Fears that pubs in Eden and Carlisle would spark a wave of new coronavirus cases have not been borne out, Cumbria’s director of public health Colin Cox said.
People who visited the Board and Elbow in Cornmarket and the Castlegate Arms in Penrith over the weekend of July 18th and 19th were urged to get tested after it was revealed that customers who had tested positive for COVID-19 had been into the pubs.
Mr Cox said: “What we can now see, from the low number of new cases identified, is that there does not appear to have been widespread transmission of the virus as a result of the visits to local pubs by people who were infectious.
“This is good news but we continue to monitor closely.”
Figures released by Cumbria County Council today reveal that Eden has seen a reduction in the number of people diagnosed with COVID-19, but the district’s rate still remains high.

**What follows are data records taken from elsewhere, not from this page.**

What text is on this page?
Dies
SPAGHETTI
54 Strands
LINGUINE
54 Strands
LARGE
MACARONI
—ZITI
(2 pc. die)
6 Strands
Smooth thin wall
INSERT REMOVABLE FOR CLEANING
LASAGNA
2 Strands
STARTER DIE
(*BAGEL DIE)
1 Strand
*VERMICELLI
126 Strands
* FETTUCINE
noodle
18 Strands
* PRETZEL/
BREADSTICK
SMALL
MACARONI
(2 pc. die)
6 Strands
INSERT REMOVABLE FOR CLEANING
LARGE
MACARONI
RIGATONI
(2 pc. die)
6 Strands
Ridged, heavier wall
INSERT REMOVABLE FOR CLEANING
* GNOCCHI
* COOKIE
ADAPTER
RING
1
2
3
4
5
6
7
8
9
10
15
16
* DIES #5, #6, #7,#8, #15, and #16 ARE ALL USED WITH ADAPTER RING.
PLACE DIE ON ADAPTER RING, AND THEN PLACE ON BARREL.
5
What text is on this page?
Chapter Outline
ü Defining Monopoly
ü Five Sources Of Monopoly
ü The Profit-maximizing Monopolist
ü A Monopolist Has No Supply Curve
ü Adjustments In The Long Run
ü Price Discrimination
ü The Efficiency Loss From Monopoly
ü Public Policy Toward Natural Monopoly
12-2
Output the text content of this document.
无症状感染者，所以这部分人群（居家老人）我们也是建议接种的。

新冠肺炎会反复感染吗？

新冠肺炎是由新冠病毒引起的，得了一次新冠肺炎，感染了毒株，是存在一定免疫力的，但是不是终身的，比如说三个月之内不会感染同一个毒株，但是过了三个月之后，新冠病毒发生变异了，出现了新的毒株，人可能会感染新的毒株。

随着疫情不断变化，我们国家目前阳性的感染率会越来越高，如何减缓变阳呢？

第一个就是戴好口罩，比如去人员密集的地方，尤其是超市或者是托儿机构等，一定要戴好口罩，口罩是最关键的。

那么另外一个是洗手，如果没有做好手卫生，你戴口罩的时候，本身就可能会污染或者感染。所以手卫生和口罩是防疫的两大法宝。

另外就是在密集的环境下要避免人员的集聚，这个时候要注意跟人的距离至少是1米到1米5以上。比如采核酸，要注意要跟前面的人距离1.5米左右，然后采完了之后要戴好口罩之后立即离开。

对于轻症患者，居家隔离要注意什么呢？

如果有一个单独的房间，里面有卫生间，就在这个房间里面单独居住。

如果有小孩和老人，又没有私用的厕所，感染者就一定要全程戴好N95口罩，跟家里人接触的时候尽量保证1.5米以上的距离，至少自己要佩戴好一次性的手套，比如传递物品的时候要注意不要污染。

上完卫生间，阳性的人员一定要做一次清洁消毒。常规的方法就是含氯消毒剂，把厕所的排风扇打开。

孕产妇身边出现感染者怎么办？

The latest figures from Cumbria County Council, published today, reveal that in Cumbria as a whole, the number of new cases have fallen from 55 to 41.
The authority said the rate of cases per 100,000 in Eden remained high compared to the rest of Cumbria, but not compared to areas of concern in the North West.
It added that despite a high number of people being tested following recent outbreaks in Eden, it did see a reduction in new cases.
The local multi-agency Health Protection Board is closely monitoring the situation and is proactively contact tracing known cases.
In the last week, it said, local contact tracing teams have been involved in 32 incidents, tracing 137 contacts.
There is no change to the local public health advice.
Mr Cox added: “The numbers of new cases in Carlisle and Eden were a concern.
“That’s why we are extremely grateful to everyone who followed our advice and got tested.
“It is also very clear that the virus is still circulating and being passed between local people in the community, so we must not think that the risk has gone away.
“Only by continued vigilance and following the basic public health guidance will we prevent the number of people being infected growing again.
“For anyone heading for a night out this weekend I’d ask you just to do the basics – social distancing as far as possible, wash your hands regularly and make sure you provide contact details to any venues you visit.
“If you are getting a taxi we would also advise you to wear a mask or face covering.”
The key public health messages remain:
•Wash or sanitise hands regularly;
•Observe social distancing rules;
•Wear face masks or coverings in enclosed public spaces;
•If you have symptoms, self-isolate and get tested;
•Follow advice to self-isolate if asked.